Serwis stawia na własne produkcje i ma już pewną startową bibliotekę 50 pozycji (nie liczę poszczególnych odcinków, tylko całe serie). Filmy, materiały dokumentalne, talk-showy, programy kulinarne i inne. Wśród zatrudnionych reżyserów i aktorów możemy znaleźć takie sławy jak Guillermo del Toro, Steven Spielberg, Tom Cruise, James Franco, Bill Murray, Christoph Waltz i inni. Z taką ekipą treści raczej nie mogą należeć do kiepskich.
Quibi świetnie dostosowane do smartfonów
Bardzo oryginalnie prezentuje się podejście do prezentacji materiałów i interfejsu czy miejsce ich dostępności. Zasobów Quibi nie da się oglądać w przeglądarce WWW czy na smart TV. Nie ma także programu na Windowsa lub MacOS. Jedyną możliwością jest odpalenie Quibi na mobilnych systemach smartfonów (zapewne też tabletach, ale nie miałem żadnego pod ręką dla potwierdzenia) Android i iOS. Nie można też przesyłać wideo z aplikacji przez Chromecast czy inne usługi na TV.
W dodatku wszystkie treści zgodnie z filozofią platformy nie przekraczają 10 minut. Co w takim razie z filmami? Przecież te również są dostępne. Zostały podzielone na rozdziały w osobnych materiałach w taki sposób, aby żadna z części nie przekraczała dziesięciominutowej bariery.
Serwis znakomicie przegląda się na komórce. Przewijanie proponowanych treści czy paska postępu odtwarzania odbywa się pionowo, a nie jak zwykle ma to miejsce poziomo. Poza tym samo wideo również możemy oglądać w pozycji portretowej, przy czym nie mamy ogromnych połaci poniżej i powyżej okienka z filmem jak w pozostałych usługach.
Pionowa opcja oglądania nawet lepsza niż pozioma
Obraz wypełnia nam całą matrycę smartfonu. Nie jest to zrobione mechanicznie pokazując ten sam wycinek wideo z normalnego formatu. Pionowe wykadrowanie podąża za najważniejszym elementem sceny w taki sposób, aby niczego nie przeoczyć.
To nie wszystko, czasem nawet pionowo dostajemy zupełnie inne ujęcia niż zwyczajnie wykadrowane poziome. Spotkałem się np. z podzieleniem ekranu na dwie części. W górnej znajdowała się normalna scena z bohaterami w autobusie, a poniżej oddzielony czarną kreską kadr pokazujący jazdę wspominanego autobusu z lotu ptaka.
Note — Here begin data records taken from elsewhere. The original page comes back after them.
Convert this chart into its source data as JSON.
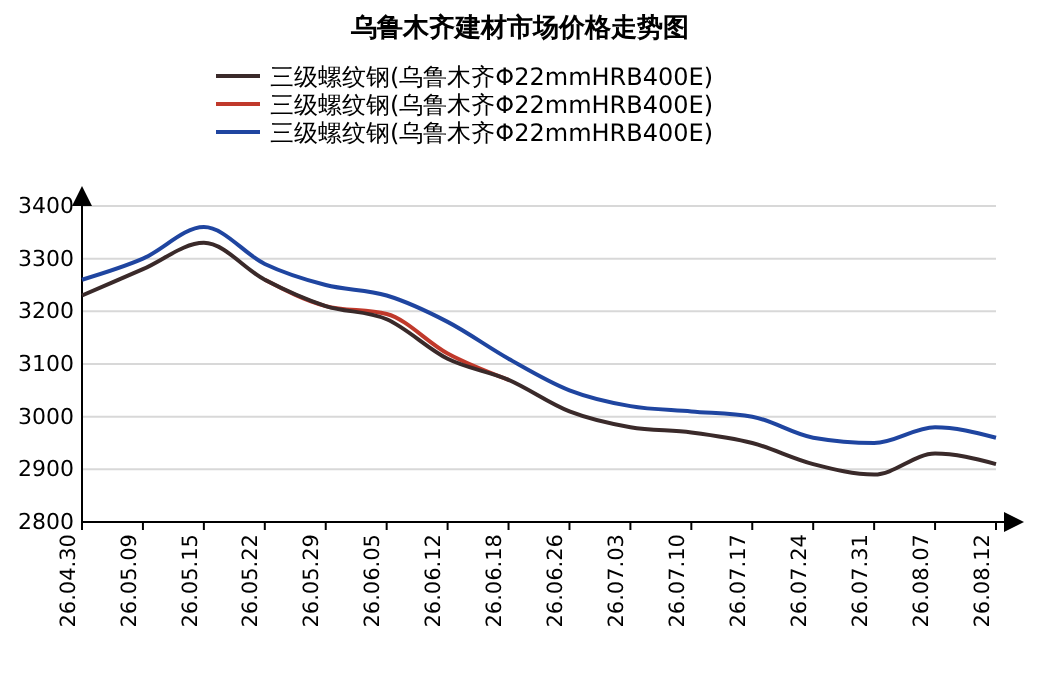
{
  "chart_data": {
    "type": "line",
    "title": "乌鲁木齐建材市场价格走势图",
    "categories": [
      "26.04.30",
      "26.05.09",
      "26.05.15",
      "26.05.22",
      "26.05.29",
      "26.06.05",
      "26.06.12",
      "26.06.18",
      "26.06.26",
      "26.07.03",
      "26.07.10",
      "26.07.17",
      "26.07.24",
      "26.07.31",
      "26.08.07",
      "26.08.12"
    ],
    "series": [
      {
        "name": "三级螺纹钢(乌鲁木齐Φ22mmHRB400E)",
        "color": "#3a2a2a",
        "values": [
          3230,
          3280,
          3330,
          3260,
          3210,
          3185,
          3110,
          3070,
          3010,
          2980,
          2970,
          2950,
          2910,
          2890,
          2930,
          2910
        ]
      },
      {
        "name": "三级螺纹钢(乌鲁木齐Φ22mmHRB400E)",
        "color": "#c0392b",
        "values": [
          null,
          null,
          null,
          3260,
          3210,
          3195,
          3120,
          3070,
          null,
          null,
          null,
          null,
          null,
          null,
          null,
          null
        ]
      },
      {
        "name": "三级螺纹钢(乌鲁木齐Φ22mmHRB400E)",
        "color": "#1f45a0",
        "values": [
          3260,
          3300,
          3360,
          3290,
          3250,
          3230,
          3180,
          3110,
          3050,
          3020,
          3010,
          3000,
          2960,
          2950,
          2980,
          2960
        ]
      }
    ],
    "ylim": [
      2800,
      3400
    ],
    "yticks": [
      2800,
      2900,
      3000,
      3100,
      3200,
      3300,
      3400
    ],
    "grid": "y",
    "legend": "top",
    "marker": "none",
    "line_style": "solid"
  }
}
Dolnego ujęcia wcale nie było w tradycyjnym poziomym kadrze.
W innym przypadku prezenter został przedstawiony z dwóch odmiennych perspektyw, aby lepiej wyglądać poziomo i ponowo. Ponownie były to dwa różne ujęcia zapewne realizowane z dwóch kamer na raz. Takie zabiegi wyglądają naprawdę świetnie. Wręcz jest więcej zabawy z pionowego oglądania.
Poza tym otrzymujemy domyślnie wypełnienie ekranu filmem, choć to już standard. Np. mając ultrapanoramiczne proporcje matrycy w widoku poziomym, obraz pokrywa cały wyświetlacz. Można go też jednym gestem pomniejszyć do oryginalnych proporcji 16:9 i odzyskać obcięte pasy kosztem czarnych fragmentów po bokach. No chyba, że nasz telefon ma dokładnie takie proporcje co nagrywany film, wtedy naturalnie opcja nie jest aktywna.
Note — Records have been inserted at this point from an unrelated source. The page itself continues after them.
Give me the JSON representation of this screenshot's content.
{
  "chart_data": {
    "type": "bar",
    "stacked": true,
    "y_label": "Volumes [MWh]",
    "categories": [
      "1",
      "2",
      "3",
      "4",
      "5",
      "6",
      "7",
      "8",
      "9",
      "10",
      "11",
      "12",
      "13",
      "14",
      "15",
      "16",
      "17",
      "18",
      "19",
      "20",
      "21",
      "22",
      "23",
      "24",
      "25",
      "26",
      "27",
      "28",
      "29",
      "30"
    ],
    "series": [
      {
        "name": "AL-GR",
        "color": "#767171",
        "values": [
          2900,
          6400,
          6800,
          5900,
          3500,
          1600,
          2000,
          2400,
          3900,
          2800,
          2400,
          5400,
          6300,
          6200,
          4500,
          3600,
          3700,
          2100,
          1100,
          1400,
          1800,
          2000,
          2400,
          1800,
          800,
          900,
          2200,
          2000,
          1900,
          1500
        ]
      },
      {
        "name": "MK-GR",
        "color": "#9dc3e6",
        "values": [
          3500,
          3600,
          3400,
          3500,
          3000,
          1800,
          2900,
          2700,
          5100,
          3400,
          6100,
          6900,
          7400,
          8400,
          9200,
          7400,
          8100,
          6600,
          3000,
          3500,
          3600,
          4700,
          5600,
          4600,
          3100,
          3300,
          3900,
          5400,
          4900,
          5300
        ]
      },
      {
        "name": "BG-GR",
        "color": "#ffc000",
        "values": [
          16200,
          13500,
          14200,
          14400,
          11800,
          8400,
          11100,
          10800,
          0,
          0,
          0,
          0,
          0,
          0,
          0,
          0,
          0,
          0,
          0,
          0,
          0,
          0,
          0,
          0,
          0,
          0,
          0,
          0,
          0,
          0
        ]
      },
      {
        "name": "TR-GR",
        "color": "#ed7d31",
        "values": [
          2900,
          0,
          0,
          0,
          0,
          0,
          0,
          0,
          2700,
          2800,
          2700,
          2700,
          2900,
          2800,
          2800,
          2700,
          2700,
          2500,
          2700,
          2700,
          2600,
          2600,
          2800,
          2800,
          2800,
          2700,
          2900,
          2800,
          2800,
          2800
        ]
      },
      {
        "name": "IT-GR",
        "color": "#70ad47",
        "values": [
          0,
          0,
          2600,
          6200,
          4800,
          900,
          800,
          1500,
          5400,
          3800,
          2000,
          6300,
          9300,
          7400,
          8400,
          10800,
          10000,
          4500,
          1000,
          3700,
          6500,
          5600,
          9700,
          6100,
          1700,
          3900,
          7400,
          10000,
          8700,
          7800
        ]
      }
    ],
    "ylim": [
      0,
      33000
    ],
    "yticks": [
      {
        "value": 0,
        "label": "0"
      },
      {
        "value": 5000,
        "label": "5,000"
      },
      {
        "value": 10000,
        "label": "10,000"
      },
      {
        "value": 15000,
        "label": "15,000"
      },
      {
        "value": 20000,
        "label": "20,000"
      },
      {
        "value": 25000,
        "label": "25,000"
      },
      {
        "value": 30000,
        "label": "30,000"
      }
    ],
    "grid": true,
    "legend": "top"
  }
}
Nowatorskie podejście, ale Polacy mogą kręcić nosem
Mimo nakierowania się wyłącznie na mobilnych użytkowników, serwis ma niewątpliwie potencjał i wnosi ogromny powiew świeżości. Na razie ma tylko dwie wady. Jedna z nich to niezbyt przepastna biblioteka wideo. Jednak pamiętajmy, że kolejne tytuły są w produkcji, stoją za nimi wielcy świata kina i telewizji. Niewiadomą pozostaje tylko, w jakim tempie Quibi będzie zapełniać się nowymi produkcjami.
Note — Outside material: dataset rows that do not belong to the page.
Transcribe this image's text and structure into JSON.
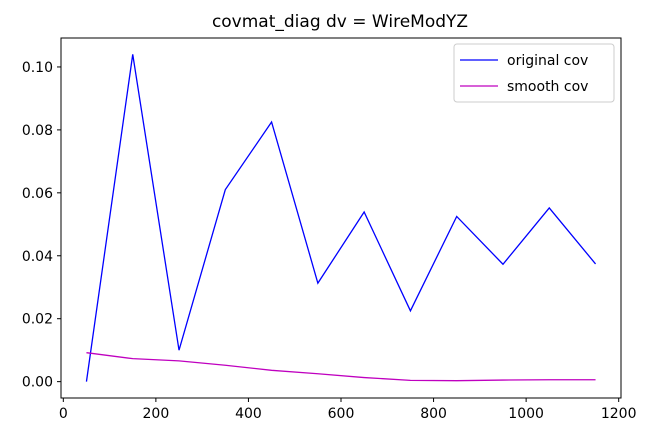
{
  "chart_data": {
    "type": "line",
    "title": "covmat_diag dv = WireModYZ",
    "xlabel": "",
    "ylabel": "",
    "xlim": [
      -5,
      1205
    ],
    "ylim": [
      -0.0052,
      0.1092
    ],
    "xticks": [
      0,
      200,
      400,
      600,
      800,
      1000,
      1200
    ],
    "xtick_labels": [
      "0",
      "200",
      "400",
      "600",
      "800",
      "1000",
      "1200"
    ],
    "yticks": [
      0.0,
      0.02,
      0.04,
      0.06,
      0.08,
      0.1
    ],
    "ytick_labels": [
      "0.00",
      "0.02",
      "0.04",
      "0.06",
      "0.08",
      "0.10"
    ],
    "grid": false,
    "legend_position": "top-right",
    "x": [
      50,
      150,
      250,
      350,
      450,
      550,
      650,
      750,
      850,
      950,
      1050,
      1150
    ],
    "series": [
      {
        "name": "original cov",
        "color": "#0000ff",
        "values": [
          0.0,
          0.104,
          0.01,
          0.061,
          0.0825,
          0.0313,
          0.0539,
          0.0225,
          0.0525,
          0.0373,
          0.0552,
          0.0374
        ]
      },
      {
        "name": "smooth cov",
        "color": "#bf00bf",
        "values": [
          0.0092,
          0.0073,
          0.0066,
          0.0052,
          0.0036,
          0.0025,
          0.0013,
          0.0004,
          0.0003,
          0.0005,
          0.0006,
          0.0006
        ]
      }
    ]
  }
}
Większą niedogodnością jest ignorowanie polskiej widowni mimo dostępności serwisu w naszym kraju. Nawet nie liczyłbym na lektora czy dubbing, ale wzorem Amazon Prime Video można by było zaopatrzyć jakąś część zawartości w polskie napisy, który nie ma tak wielu wideo z lektorem lub dubbingiem jak Netflix. Niestety problem jest szerszy i nie tylko Polacy mogą czuć się pominięci. Obecnie można włączyć napisy po angielsku lub hiszpańsku, które i tak przydadzą się tylko odbiorcom w miarę dobrze znającym ten język. Innych wersji brak i nie wiadomo kiedy mogłyby pojawić się na Quibi.